Poppy was delighted with my promotion. He confided that his own mother
had called him ‘skunk' until he was near grown. He may have told the 
story soon, but I remember for sure that he told it at the lake when I 
had started school. Lakes were rare on the wheatlands of Kansas, but 
our county was blessed with one. 

He and I sat on the floating pier with our cane fishing poles, and he
pointed out the spot of his baptism. “Like in the Testament,” he patted 
the always-present, worn copy in his pocket. “I was baptized in the Big 
Guy's own baptistery. Most every church in town baptized out here back 
then. A half-day affair, wagons and buggies coming and going.” 

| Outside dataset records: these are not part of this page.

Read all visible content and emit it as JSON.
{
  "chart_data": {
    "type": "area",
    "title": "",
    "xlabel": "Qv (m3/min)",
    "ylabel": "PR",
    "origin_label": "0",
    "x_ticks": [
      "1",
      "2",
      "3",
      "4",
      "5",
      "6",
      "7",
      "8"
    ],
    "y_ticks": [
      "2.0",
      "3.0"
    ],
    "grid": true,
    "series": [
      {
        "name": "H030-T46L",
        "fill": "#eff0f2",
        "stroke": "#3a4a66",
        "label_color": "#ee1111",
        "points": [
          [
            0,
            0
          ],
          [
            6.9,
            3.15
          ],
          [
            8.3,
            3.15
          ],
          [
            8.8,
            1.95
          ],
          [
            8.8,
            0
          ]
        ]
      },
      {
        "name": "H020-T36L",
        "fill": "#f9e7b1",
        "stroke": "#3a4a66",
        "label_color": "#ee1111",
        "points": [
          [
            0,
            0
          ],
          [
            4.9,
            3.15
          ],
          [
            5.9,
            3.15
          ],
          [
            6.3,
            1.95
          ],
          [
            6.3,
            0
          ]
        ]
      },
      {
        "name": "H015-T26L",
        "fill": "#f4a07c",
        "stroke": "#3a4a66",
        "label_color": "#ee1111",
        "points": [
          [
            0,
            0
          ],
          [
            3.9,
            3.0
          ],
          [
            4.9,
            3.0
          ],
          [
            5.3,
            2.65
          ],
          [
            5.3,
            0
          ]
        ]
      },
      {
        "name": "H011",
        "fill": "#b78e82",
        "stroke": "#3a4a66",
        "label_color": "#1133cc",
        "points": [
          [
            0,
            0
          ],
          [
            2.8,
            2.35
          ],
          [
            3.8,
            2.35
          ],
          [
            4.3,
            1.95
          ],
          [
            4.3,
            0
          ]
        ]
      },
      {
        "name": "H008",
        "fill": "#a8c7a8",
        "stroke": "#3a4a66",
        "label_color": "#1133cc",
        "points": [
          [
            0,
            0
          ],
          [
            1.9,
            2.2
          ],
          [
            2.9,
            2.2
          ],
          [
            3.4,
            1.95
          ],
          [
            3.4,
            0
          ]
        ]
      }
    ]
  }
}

He hesitated, before asking, “Where was I?” 

“You were telling about being called skunk.” I reminded. 

“Thankee, Rascal.” He rubbed my hair. “My bath changed mother more than
it changed me. Leastwise, she never called me skunk again. Now, the Big 
Guy,” Poppy reckoned aloud, raising his brow and his eyes skyward, “He 
knew me both sides of it, and He loved me both sides the same.” 

We stared into the water for a time, but fish weren't interested in
showing themselves or biting. The floats barely moved atop the surface. 


“Them finned devils know that we're not really out here to catch any of
them.” Poppy observed. He leaned back and stretched. “I love you, 
Rascal. If I was to ask you to trot up to the coupe and fetch 
something, would you do it?” 

“Yessir.” I rose to go, but his hand prevented me. 

“I don't want something, son.” He never called me by my name, always
Rascal or son. “I love you, and if I asked you to do something, you 
would do it. After you did it, I wouldn't love you more. That's what 
I'm saying.” 

He'd say things to make me think. He asked me, once, “If, reckon the
bible was written by women, then would God be a she?” 

When I was nine, Poppy retired from the mill; returning soldiers would
need the job. He was seventy. He retired to the garage behind his house 
and I retired there with him for most of the summer daylight. And into 
the nights. Some of the floor was concrete, but most was dirt, smelling 
of the elixir of oil that dripped from that Model A Ford coupe he so 
adored. His hands smelled of oil, too.  Magic hands. Large, but with 
the dexterity of a surgeon's. 

The coupe carried us to the lake more than ever, now that gasoline
wasn't rationed. Poppy called them fishing trips, but we rarely put a 
hook in the water. Just watched the birds and inhaled the aroma of 
wildflowers. One trip, he had two-by-four blocks in the rumble seat. He 
wired the blocks onto the pedals—enough that I could reach them—and he 
let me drive round-and-round in the grass pasture that gently rolled 
upward from the water. The third day, he stood on the running board 
until he could see that I was shifting okay—he wouldn't allow third 
gear yet—and then he stepped off. When he did, I grew a foot taller, 
all of it in my chest. In the mirror, I saw his old felt hat flying 
away and him rolling as though I had been going a hundred miles an 
hour, and I thought that I surely was. Was he dead?